Yes, to the individual, lost and struggling, "take this action and you will find your way", that is appropriate. But where is the counsel for acceptance? Isn't that the most important truth for the individual bound by limited awareness?
Sri Visvamitra, Cedar Crest, NM, United States , May 24, 2016 at 11:05 PM | Reply
Dear Joseph,

Thought can arise in the mind from 2 sources: 1) Karma and 2) An impulse of the Divine.

Karma is the prime source of thoughts in the mind, from the unwinding of karma or stress during meditation, to thoughts about the past or future. Any thought that is not perfectly in alignment with the present moment would most likely be sourced in karma. The individual can also create a thought. This is the value of a human life, we have the unique ability to create thoughts; we can think a thought. So for example if we meditate and think the mantra, we are creating a thought, a very pure vibration that is not spawned by our karma. This is why meditation can take us beyond our karma to Moksha. The same for yajna, precise thoughts that actually create devas that will ultimately shield us from our karma. We may have a predisposition to meditate from past life karma but the act in this life is a choice we take that literally changes our destiny. Karma is like a wind that blows and it is easy to go with that wind and difficult to oppose it, but we can oppose it. For some, the act of meditation is in direct opposition to the wind, for others the wind is at their back.

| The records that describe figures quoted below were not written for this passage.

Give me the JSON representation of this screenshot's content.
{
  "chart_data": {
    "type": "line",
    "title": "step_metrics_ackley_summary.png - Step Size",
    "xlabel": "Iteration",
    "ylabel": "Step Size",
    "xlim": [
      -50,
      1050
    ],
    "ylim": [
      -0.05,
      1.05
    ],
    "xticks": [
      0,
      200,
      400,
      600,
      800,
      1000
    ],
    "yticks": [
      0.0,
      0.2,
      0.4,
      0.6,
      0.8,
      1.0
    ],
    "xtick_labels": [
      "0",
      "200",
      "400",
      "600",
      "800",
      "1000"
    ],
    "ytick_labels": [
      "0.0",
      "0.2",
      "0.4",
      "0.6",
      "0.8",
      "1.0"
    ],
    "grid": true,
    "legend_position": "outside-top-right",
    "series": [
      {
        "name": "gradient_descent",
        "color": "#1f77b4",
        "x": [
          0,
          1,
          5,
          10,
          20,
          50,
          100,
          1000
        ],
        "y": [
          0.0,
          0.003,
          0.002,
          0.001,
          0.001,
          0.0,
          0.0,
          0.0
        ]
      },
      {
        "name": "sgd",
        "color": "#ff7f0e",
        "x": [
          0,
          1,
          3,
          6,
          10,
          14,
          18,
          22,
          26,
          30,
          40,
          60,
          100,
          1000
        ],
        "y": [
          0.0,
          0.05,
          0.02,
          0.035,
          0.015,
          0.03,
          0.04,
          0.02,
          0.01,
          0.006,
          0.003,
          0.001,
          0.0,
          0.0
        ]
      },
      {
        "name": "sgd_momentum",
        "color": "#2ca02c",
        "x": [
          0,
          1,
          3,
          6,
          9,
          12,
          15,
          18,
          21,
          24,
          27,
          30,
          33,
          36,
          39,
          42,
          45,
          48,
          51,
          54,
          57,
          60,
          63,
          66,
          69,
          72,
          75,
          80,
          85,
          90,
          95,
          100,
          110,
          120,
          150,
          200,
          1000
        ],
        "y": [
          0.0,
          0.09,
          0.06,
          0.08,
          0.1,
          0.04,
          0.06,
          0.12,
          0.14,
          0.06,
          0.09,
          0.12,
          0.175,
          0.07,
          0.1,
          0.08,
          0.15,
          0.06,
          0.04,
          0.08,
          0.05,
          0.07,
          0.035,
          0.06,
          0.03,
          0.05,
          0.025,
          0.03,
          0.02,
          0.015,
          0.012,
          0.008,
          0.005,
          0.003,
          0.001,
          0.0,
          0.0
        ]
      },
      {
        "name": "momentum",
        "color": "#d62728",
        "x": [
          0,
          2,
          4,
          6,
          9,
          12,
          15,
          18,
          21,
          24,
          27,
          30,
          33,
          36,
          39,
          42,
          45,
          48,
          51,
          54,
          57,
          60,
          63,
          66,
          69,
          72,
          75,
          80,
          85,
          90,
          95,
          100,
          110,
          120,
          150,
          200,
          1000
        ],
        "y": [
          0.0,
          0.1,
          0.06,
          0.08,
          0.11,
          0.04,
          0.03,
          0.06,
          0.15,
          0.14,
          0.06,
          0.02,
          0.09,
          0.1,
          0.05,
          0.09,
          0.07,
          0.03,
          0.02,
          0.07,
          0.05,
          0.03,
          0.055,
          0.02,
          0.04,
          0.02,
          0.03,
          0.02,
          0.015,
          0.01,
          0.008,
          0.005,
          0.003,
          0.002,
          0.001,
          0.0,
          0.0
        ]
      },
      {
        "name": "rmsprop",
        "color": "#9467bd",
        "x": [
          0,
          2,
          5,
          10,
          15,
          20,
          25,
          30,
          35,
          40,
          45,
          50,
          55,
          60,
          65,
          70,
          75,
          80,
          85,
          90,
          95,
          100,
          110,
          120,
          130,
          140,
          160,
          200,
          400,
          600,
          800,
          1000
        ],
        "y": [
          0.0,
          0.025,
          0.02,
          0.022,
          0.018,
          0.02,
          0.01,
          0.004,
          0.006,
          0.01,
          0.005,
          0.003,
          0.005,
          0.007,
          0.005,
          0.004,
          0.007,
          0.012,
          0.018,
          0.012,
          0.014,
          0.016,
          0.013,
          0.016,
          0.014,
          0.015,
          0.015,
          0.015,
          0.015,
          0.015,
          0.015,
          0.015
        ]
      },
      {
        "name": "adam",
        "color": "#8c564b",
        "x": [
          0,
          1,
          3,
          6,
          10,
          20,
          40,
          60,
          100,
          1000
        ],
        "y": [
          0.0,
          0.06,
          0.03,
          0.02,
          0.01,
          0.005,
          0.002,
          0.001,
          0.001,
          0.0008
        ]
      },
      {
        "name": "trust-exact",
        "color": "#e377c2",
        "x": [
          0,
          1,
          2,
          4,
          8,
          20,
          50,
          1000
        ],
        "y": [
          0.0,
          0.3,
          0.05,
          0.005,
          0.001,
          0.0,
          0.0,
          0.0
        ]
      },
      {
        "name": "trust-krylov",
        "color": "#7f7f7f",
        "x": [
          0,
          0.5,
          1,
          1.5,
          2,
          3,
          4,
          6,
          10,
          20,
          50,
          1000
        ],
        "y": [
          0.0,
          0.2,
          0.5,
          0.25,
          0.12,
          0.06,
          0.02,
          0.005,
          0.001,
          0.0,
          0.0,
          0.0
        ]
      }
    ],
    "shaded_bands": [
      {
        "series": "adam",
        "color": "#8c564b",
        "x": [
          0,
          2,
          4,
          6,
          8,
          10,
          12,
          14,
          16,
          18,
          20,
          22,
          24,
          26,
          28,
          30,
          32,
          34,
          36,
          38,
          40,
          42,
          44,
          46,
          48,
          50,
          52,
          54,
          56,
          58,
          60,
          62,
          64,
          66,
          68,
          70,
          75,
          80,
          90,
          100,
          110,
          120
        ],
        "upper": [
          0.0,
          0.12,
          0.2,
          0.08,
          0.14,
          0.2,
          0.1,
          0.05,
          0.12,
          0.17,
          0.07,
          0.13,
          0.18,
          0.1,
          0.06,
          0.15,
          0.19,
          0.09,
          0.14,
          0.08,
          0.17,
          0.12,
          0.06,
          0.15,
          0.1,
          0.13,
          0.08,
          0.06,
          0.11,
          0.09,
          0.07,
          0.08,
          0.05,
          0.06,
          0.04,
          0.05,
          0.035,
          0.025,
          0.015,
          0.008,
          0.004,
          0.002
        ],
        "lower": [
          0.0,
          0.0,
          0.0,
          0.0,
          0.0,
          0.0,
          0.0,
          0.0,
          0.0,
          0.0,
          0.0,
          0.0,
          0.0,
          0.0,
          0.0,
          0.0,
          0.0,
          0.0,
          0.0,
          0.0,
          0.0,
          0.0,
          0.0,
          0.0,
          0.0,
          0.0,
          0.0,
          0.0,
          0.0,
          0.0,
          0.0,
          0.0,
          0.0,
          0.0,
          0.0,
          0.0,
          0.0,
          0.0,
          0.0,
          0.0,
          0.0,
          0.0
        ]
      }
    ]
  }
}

The first act of karma would not be random, it would be an action that is literally a mistake. As human beings we have independent free will. Karma creates boundaries that limit our free will. So the first act of karma would be taken by free will with no limitations. The second act would have some boundary imposed by the first act, and so on.
By now, over 150 trillion years into this universe's life, we have all lived countless lifetimes and created mountain ranges of karma. Now, in this life we discover the only way out of this spiraling into the abyss of ignorance is to transcend. We must use the tiny fragment of free left to decide to do something that will allow escape from the web of karma.

Until one transcends and expands awareness, one is hopelessly trapped in the maze of karma. But if we can expand awareness to unbounded awareness, literally to the limits of the universe, which seems infinite and unbounded because we are inside of it, then we have freedom, we have expanded beyond a point value and karma has no place to come to roost. As Maharishi once said, when we achieve Moksha or Cosmic Consciousness, the karma cannot find the individual, "the letter is returned to sender."

Then what happens? Do all thoughts cease to come in the mind? Essentially yes. Only thoughts that are the need of the time will arise; these are the thoughts of the Divine.

Averting what is yet to come is the purpose of yajna. And there are two types of yajna: 1) yajnas that provide a band aid to protect from some specific karma that is likely to come into the life and 2) yajnas that create a permanent shield from all future karma. To have the intelligence and free will necessary to elect to perform yajnas of type 1 is very good and these yajnas will definitely smooth out the bumps in the road, if one continually performs them. But if one is sincere about achieving Moksha, then type 2 becomes a possibility. This type is a gift of the Divine that is waiting for everyone, when we have the clarity to claim it. Then our destiny truly changes and all struggling ceases.